Prossimo alla fine del mandato presidenziale in Guatemala, Jimmy Morales ha deciso di fare un’ultimo regalo agli Stati Uniti e a Donald Trump, accettando l’accordo per fermare le ondate migratorie.

Presidente del Guatemala dal 14 gennaio 2016, il cinquantenne Jimmy Morales dovrà presto lasciare lo scettro di primo cittadino del Paese centroamericano. La Costituzione, infatti, non gli consente di richiedere un secondo mandato, e, come se non bastasse, Estuardo Galdámez, il nuovo candidato del suo partito, il Fronte di Convergenza Nazionale (in spagnolo: Frente de Convergencia Nacional – FCN), ha raccolto un misero 4.12%, restando escluso dal ballottaggio. Il nome del successore di Morales si deciderà l’11 agosto, quando si sfideranno Sandra Torres dell’Unità Nazionale della Speranza (Unidad Nacional de la Esperanza – UNE) ed Alejandro Giammattei di Vamos por una Guatemala Diferente.
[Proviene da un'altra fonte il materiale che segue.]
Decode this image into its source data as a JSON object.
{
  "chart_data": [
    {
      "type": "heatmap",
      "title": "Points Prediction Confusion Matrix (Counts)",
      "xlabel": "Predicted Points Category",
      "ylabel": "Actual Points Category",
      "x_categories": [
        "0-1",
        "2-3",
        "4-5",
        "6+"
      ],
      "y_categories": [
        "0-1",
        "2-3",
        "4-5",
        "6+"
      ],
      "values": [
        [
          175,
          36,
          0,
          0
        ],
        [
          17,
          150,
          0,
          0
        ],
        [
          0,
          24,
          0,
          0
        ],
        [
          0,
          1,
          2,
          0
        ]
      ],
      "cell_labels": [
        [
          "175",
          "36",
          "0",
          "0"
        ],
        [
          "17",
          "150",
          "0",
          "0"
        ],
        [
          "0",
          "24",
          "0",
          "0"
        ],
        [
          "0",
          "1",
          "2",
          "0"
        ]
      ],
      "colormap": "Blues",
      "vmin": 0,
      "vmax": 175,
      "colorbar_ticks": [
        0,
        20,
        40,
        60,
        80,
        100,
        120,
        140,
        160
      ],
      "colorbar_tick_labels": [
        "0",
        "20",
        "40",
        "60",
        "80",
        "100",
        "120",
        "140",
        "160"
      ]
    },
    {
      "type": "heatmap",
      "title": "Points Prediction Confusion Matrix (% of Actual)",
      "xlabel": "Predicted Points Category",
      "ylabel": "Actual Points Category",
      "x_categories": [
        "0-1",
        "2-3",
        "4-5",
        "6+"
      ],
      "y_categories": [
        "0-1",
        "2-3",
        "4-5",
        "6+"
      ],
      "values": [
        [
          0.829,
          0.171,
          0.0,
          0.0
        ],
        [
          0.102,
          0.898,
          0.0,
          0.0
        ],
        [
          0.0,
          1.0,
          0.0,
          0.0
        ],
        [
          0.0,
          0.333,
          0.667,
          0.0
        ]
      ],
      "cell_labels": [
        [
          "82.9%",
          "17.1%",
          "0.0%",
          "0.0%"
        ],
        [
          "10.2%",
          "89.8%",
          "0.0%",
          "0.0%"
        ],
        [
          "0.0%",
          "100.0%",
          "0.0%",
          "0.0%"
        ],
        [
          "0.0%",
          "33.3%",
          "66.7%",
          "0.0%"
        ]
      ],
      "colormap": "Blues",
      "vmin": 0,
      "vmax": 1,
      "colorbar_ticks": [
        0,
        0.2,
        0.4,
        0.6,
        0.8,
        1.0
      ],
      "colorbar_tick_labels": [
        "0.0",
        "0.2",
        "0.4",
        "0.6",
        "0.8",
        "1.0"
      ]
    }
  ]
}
Tralasciando per un attimo le elezioni presidenziali guatemalteche, delle quali ci occuperemo prossimamente in maniera più approfondita, vogliamo soffermarci sull’accordo raggiunto in questi giorni tra gli Stati Uniti ed il Guatemala. Donald Trump, infatti, ha messo in campo tutti i mezzi a sua disposizione per convincere il governo guatemalteco a riconoscere il proprio statuto di “Paese terzo sicuro”, fatto che permetterà agli Stati Uniti di ricacciare in Guatemala i migranti che siano precedentemente transitati in questo territorio, passaggio più o meno obbligato per tutti coloro che provengono da Honduras, El Salvador e Nicaragua.
Jimmy Morales, va sottolineato, aveva tentato di sottrarsi al ricatto statunitense, ma Trump ha fatto pervenire al suo omologo gravi minacce che avrebbero potuto mettere il Guatemala in ginocchio: il divieto di viaggiare negli Stati Uniti per tutti i cittadini guatemaltechi e l’aumento delle tarriffe di dogana e di conversione. Inoltre, Trump aveva già tagliato numerosi fondi dedicati alla cooperazione ed agli aiuti umanitari verso il Paese centroamericano. Ciò non ha comunque risparmiato le critiche dei cittadini nei confronti di Morales, divenuto assai impopolare nel corso del suo mandato presidenziale, oramai soprannominato “il venditore della Patria“.
Grazie alla diplomazia delle minacce di Trump, dunque, tutti i migranti che transiteranno per il Guatemala saranno costretti a fare domanda d’asilo in quel Paese, e gli Stati Uniti potranno invece respingerne le richieste e ricacciare i soggetti in questione in Guatemala, similmente a quanto avviene in Unione Europea con il regolamento di Dublino.
Edgar Gutiérrez, ex ministro degli Affari Esteri del Guatemala (2002-2004), è stato tra i primi a reagire negativamente, affermando che l’accordo farà del Guatemala “il più grande campo di concentramento della storia“. “Attualmente – ha continuato Gutiérrez nella sua intervista al quotidiano El Periodico – transitano in Guatemala 360.000 migranti all’anno. In dieci anni rischiamo di averne milioni“. Per gli Stati Uniti, invece, si tratta solamente di un modo di lavarsi le mani da una crisi umanitaria che Washington ha contribuito a creare nel corso dei decenni, con l’azione delle sue multinazionali in America centrale e con il proprio sostegno a colpi di Stato a ripetizione, ultimo dei quali quello contro Manuel Zelaya in Honduras, avvenuto nel 2009.
Tuttavia, molti analisti hanno fatto notare come l’accordo bilaterale tra Stati Uniti e Guatemala non sarebbe sufficiente per riconoscere questo Paese come “sicuro”. Per essere definito tale, un Paese deve riconoscere all’immigrato il diritto al soggiorno, alla dimora, alla riunificazione familiare, all’accesso alle cure, all’accesso al lavoro ed alla sicurezza personale. Accordi come quello stipulato con il Guatemala, o quello precedentemente preso con il Messico, violano dunque il diritto internazionale, mettendo in ulteriore difficoltà Paesi che già hanno gravi problemi interni, costringendoli a sobbarcarsi ondate migratorie che neppure i Paesi più ricchi, come gli Stati Uniti o quelli dell’Unione Europea, riescono a gestire facilmente. In un Paese politicamente instabile e dalla democrazia fragile come il Guatemala, una grave crisi migratoria potrebbe prestare il fianco al caos politico se non al ritorno delle dittature militari.